"IOPub data rate exceeded" error in Jupyter Notebook web scraper

I’m trying to scrape some data from a website on Jupyter Notebooks using BeautifulSoup, and I keep getting this error.

IOPub data rate exceeded.
The notebook server will temporarily stop sending output
to the client in order to avoid crashing it.
To change this limit, set the config variable
`--NotebookApp.iopub_data_rate_limit`.

Current values:
NotebookApp.iopub_data_rate_limit=1000000.0 (bytes/sec)
NotebookApp.rate_limit_window=3.0 (secs)

Obviously I’ve googled this, and it seems like it can be changed with some configuration file in Jupyter, but I haven’t been able to get that to work.

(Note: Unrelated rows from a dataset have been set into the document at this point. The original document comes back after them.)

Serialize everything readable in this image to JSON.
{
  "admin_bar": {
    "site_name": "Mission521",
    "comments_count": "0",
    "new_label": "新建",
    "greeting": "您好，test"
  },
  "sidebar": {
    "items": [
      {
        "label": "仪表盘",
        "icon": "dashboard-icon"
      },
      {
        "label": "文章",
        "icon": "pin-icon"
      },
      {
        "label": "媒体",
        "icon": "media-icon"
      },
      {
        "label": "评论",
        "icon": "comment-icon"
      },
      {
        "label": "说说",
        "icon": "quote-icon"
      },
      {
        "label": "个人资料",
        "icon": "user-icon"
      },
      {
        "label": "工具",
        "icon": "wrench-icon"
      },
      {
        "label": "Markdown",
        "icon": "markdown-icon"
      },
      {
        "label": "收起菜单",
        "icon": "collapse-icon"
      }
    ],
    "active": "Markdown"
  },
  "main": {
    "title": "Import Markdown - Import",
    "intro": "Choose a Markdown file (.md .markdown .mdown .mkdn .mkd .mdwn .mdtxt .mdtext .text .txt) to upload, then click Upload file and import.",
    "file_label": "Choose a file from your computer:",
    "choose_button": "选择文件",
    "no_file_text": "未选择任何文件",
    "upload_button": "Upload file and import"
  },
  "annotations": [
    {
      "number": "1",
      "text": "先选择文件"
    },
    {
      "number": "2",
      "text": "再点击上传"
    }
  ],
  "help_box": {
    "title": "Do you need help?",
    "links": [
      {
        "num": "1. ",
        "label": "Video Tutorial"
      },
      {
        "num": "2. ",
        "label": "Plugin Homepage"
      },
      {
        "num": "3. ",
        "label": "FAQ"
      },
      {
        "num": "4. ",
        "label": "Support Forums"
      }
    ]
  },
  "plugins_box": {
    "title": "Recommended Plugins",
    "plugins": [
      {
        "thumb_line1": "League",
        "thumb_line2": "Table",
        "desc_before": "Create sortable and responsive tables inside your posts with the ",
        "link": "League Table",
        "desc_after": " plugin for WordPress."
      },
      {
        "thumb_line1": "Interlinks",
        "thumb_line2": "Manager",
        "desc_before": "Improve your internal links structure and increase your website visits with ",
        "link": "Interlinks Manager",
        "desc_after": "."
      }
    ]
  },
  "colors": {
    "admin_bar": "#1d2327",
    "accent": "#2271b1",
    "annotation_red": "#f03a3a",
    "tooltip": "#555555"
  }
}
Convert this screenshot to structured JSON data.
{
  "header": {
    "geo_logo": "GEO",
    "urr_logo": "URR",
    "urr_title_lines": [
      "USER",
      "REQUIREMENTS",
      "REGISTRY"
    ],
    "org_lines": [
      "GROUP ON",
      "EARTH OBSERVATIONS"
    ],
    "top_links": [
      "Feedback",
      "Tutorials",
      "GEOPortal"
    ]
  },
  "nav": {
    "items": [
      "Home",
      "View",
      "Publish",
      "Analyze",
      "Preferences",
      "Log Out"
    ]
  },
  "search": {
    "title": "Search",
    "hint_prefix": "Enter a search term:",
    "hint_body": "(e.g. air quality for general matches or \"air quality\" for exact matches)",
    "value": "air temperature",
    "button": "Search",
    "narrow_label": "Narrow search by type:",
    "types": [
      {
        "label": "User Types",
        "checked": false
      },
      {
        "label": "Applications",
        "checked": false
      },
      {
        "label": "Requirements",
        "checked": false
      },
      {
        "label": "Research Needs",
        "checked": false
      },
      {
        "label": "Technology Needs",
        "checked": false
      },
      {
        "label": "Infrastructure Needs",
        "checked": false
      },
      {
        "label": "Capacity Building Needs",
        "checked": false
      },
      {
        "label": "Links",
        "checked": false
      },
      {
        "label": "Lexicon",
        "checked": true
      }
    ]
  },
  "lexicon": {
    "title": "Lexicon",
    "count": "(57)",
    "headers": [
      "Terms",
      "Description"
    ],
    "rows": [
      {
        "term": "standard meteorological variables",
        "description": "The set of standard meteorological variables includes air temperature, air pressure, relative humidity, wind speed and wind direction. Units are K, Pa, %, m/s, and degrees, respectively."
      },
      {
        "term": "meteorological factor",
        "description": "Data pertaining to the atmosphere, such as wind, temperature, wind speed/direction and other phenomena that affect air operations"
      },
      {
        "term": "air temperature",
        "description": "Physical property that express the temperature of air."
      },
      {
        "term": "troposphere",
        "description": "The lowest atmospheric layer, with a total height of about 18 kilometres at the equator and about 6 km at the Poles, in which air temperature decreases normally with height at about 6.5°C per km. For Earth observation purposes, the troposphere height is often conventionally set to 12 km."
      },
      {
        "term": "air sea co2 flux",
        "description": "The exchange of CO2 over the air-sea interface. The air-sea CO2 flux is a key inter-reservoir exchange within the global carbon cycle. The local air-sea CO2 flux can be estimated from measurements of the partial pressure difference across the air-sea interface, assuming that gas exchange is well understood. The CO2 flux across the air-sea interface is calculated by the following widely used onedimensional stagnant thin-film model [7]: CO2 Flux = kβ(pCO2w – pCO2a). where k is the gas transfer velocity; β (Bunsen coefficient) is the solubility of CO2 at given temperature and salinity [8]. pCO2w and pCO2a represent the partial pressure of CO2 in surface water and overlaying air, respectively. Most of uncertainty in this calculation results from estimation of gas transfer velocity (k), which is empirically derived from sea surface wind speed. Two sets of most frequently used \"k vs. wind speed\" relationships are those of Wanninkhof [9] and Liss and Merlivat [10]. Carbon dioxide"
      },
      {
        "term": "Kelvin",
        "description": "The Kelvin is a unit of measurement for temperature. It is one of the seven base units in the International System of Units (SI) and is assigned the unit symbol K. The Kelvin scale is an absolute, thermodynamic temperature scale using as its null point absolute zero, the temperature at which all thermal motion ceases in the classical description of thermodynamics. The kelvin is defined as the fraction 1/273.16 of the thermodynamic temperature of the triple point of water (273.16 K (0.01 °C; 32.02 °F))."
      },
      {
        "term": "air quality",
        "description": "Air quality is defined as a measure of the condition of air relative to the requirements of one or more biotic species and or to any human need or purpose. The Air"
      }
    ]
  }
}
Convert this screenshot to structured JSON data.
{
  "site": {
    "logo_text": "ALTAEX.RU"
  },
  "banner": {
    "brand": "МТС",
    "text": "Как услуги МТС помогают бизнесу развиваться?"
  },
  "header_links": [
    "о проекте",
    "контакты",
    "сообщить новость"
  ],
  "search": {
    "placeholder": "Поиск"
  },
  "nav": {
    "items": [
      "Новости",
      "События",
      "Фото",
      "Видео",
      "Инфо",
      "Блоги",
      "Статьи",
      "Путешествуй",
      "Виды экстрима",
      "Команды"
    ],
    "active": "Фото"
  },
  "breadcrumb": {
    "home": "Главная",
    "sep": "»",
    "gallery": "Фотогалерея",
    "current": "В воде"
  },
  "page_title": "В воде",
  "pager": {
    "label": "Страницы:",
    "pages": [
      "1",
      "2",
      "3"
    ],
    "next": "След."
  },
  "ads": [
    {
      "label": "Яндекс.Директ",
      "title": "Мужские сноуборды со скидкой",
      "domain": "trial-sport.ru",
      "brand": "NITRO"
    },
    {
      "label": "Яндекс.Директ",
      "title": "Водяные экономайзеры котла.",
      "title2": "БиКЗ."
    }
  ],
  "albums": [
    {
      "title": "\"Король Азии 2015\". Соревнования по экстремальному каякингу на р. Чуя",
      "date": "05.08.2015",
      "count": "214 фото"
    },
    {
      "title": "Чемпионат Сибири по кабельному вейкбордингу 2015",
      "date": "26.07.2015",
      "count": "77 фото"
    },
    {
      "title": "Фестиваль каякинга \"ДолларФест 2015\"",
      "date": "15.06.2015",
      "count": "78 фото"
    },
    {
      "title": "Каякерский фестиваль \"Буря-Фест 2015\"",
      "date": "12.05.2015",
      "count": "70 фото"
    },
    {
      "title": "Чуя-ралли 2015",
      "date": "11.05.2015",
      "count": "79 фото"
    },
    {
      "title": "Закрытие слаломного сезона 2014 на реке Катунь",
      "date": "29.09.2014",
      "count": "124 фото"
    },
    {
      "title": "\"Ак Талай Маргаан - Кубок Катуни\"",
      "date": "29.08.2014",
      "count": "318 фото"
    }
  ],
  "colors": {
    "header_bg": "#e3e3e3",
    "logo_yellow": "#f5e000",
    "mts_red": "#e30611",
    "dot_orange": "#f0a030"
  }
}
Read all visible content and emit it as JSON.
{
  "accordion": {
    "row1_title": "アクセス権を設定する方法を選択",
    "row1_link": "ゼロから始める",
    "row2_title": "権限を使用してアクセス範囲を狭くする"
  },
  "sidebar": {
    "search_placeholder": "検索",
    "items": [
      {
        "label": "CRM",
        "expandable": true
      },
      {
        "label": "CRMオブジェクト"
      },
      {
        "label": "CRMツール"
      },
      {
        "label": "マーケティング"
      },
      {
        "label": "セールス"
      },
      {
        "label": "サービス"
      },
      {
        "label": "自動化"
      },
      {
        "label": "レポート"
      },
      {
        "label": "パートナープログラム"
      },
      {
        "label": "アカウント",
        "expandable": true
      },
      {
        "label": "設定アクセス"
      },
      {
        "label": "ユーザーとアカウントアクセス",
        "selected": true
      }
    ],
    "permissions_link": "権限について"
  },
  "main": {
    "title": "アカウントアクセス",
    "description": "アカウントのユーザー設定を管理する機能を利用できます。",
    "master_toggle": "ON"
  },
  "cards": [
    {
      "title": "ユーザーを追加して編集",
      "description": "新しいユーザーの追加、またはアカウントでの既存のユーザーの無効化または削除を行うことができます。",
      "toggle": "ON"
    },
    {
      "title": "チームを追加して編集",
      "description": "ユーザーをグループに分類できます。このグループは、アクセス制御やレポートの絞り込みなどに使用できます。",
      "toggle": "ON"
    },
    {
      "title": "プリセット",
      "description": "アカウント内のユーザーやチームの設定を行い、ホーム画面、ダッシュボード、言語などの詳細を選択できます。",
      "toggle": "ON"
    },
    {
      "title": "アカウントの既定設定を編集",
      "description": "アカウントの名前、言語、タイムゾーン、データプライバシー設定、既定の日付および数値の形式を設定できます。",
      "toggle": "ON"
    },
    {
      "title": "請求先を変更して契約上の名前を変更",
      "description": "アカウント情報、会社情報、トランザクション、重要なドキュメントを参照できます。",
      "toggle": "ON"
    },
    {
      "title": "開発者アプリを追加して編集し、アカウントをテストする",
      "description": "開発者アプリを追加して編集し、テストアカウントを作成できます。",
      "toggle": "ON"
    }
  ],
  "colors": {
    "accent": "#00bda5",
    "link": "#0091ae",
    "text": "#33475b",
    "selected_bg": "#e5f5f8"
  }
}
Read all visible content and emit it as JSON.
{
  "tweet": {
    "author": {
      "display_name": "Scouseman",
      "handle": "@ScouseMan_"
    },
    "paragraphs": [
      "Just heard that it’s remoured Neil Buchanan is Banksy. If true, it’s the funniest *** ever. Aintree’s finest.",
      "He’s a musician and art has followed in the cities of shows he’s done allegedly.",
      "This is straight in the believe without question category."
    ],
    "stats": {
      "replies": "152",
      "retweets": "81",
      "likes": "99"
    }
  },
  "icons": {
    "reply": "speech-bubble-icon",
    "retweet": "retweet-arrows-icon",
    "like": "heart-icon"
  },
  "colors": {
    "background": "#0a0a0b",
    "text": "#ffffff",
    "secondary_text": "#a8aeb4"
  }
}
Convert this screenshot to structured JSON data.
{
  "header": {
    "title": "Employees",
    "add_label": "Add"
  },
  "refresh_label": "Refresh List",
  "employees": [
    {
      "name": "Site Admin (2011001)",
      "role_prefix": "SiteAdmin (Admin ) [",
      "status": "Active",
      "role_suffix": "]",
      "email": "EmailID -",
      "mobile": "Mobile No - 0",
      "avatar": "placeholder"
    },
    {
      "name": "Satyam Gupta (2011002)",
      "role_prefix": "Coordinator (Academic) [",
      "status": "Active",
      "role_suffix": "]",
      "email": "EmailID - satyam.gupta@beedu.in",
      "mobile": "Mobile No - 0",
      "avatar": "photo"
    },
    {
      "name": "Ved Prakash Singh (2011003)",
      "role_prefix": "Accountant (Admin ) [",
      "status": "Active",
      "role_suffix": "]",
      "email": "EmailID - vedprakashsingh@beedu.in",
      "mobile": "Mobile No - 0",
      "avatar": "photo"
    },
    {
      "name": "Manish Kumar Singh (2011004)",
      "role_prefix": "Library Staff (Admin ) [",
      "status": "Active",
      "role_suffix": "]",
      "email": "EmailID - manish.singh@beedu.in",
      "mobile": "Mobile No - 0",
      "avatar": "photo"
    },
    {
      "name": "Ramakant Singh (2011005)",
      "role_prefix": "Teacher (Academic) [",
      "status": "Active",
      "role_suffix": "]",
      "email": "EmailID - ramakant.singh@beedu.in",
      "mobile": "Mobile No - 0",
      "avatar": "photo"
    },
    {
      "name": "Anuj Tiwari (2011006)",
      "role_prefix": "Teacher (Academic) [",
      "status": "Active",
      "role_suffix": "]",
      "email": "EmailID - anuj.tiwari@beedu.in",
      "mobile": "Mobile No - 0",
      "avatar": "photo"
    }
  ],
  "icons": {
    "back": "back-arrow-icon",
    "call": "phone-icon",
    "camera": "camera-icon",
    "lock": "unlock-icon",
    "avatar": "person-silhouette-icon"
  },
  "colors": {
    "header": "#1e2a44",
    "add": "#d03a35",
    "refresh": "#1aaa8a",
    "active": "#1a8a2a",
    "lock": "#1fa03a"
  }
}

I also suspect that’s not the real problem in my case as:

  1. I’m only trying to scrape text data
  2. I have scraped the same data I’m TRYING to extract from this page before without getting this error, I just was getting it in a slightly different way
  3. I’ve tried a workaround (inserting some time.sleep() breaks into my loops, but even that doesn’t seem to help.

Here’s the code I have currently:

# Create a cache that we can access after scraping, just in case
requests_cache.install_cache('missing_children_cache')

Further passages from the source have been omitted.